Le bar était assez bien rempli pour un concert en semaine. Il devait y avoir à peu près une centaine de personnes.
••• Suffereign
C’est à Suffereign de démarrer les hostilités, groupe tout de même assez connu dans le coin grâce à deux bonnes démo et qui, au vu de leur concert de ce soir, mériterait d’être plus connu que ça.
Ils officient dans du pur brutal death à la sauce US, style finalement très peu répandu dans l’hexagone et qui s’avère ici assez efficace. Les zicos sont tous très techniques et bien carrés, mais le gros avantage c’est leur chanteur qui alterne à la perfection grunt, gutture et cris aigues et qui arrive à foutre l’ambiance comme il faut.

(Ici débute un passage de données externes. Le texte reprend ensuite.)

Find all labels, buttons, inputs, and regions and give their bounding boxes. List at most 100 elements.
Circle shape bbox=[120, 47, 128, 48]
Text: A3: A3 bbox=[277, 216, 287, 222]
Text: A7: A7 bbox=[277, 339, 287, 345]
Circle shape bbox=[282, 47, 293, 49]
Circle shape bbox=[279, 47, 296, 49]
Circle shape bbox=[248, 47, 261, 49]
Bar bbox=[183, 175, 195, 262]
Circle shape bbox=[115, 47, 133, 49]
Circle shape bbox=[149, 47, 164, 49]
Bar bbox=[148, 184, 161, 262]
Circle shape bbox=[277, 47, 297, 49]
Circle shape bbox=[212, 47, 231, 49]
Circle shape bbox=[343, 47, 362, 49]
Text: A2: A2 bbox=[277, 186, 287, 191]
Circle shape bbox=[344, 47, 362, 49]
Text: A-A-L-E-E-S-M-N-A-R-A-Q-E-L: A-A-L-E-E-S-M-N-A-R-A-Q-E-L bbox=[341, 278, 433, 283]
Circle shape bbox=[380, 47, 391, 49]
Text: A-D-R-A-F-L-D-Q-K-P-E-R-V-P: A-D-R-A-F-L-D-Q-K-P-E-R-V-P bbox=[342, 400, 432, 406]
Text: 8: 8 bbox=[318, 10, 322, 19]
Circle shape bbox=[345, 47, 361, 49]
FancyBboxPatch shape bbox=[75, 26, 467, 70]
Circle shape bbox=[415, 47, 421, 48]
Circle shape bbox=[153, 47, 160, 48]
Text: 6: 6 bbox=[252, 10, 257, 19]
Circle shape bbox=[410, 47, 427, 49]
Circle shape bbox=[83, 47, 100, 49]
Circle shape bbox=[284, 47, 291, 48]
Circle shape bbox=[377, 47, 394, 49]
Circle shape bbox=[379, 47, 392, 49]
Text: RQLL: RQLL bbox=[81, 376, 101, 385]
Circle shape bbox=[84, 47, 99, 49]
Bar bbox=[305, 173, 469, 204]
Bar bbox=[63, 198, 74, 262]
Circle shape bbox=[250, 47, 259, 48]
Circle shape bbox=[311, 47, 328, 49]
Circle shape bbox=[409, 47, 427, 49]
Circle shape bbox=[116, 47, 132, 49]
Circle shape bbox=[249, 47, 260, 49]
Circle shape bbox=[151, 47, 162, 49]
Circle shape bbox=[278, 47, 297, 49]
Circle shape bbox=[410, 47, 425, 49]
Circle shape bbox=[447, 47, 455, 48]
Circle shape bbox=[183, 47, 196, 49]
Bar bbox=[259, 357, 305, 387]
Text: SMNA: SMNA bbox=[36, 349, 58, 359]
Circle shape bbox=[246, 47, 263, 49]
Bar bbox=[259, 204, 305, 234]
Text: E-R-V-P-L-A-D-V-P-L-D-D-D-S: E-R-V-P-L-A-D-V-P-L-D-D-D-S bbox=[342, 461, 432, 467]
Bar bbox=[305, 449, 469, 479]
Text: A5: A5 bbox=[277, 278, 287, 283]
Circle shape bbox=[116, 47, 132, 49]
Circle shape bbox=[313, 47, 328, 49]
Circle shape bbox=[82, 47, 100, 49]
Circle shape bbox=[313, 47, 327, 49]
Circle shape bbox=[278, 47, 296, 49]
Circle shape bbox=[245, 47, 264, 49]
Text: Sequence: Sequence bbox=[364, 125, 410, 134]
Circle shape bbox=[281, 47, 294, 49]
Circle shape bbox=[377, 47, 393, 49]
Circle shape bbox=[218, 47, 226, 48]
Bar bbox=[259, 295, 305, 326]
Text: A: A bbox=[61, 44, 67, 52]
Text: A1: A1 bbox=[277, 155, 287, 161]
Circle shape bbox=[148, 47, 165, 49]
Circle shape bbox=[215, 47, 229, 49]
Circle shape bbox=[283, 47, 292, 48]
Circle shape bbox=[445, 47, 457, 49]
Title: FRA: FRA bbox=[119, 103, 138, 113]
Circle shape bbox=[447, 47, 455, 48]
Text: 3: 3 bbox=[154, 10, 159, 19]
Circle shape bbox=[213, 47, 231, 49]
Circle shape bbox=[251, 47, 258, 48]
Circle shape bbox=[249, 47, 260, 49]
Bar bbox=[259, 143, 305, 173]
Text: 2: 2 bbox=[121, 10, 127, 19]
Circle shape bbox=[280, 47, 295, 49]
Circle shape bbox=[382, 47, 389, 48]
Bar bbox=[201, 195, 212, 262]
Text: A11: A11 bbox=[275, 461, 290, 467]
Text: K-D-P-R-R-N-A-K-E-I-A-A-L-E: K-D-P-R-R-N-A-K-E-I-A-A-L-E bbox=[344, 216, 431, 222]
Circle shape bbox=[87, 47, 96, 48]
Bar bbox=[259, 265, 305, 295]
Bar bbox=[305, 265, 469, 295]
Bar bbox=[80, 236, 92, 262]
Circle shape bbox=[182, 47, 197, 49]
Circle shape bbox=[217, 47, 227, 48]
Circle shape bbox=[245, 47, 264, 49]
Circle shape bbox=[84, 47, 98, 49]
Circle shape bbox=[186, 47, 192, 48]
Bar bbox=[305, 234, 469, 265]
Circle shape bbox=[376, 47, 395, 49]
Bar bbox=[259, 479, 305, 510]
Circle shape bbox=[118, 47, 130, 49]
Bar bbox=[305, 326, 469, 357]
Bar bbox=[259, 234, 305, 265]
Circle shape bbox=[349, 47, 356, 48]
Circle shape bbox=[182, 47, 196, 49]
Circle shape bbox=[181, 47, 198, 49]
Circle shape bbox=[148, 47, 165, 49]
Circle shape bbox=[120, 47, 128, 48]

Hélas le point noir, c’est la présence. En effet, mis à part leur frontman qui se démène comme un bougre et à la rigueur le bassiste qui bouge de temps en temps, les deux guitaristes qui sont pourtant en premier plan ne bougent pas d’un poil et n’arrivent pas à rentrer dans leur musique. Vraiment dommage car les chansons de Suffereign, même si elles ont des structures brutal death assez traditionnelles, sont appuyées par des riffs vraiment intéressants. Un groupe à suivre !
••• Supatyrol
Vingt minutes après, c’est au tour de Supatyrol de mener la danse dans un style complètement différent mais non moins efficace : le hardcore old school.
Dès les premières minutes on voit tout de suite qu’ils n’ont rien perdu de leur époque Peach-her et c’est avec un professionnalisme et une aisance scénique remarquable qu’ils alternent leurs titres dans un style très proche de ce que fait Pro-Pain, ils en feront d’ailleurs une reprise durant leur set devant un public très réceptif.
Coté zicos, leur batteur est vraiment bon et a une rythmique bien marquée, quant aux guitaristes ils ne sont pas en reste et proposent des riffs vraiment lourds et très entraînants.
Seul bémol, leur accoutrement. Car sachez que les Supatyrol se revendiquent "Folk metal" pour la seule et bonne raison qu’ils s’habillent en costume traditionnel et c’est vraiment ridicule, mais bon chacun son truc.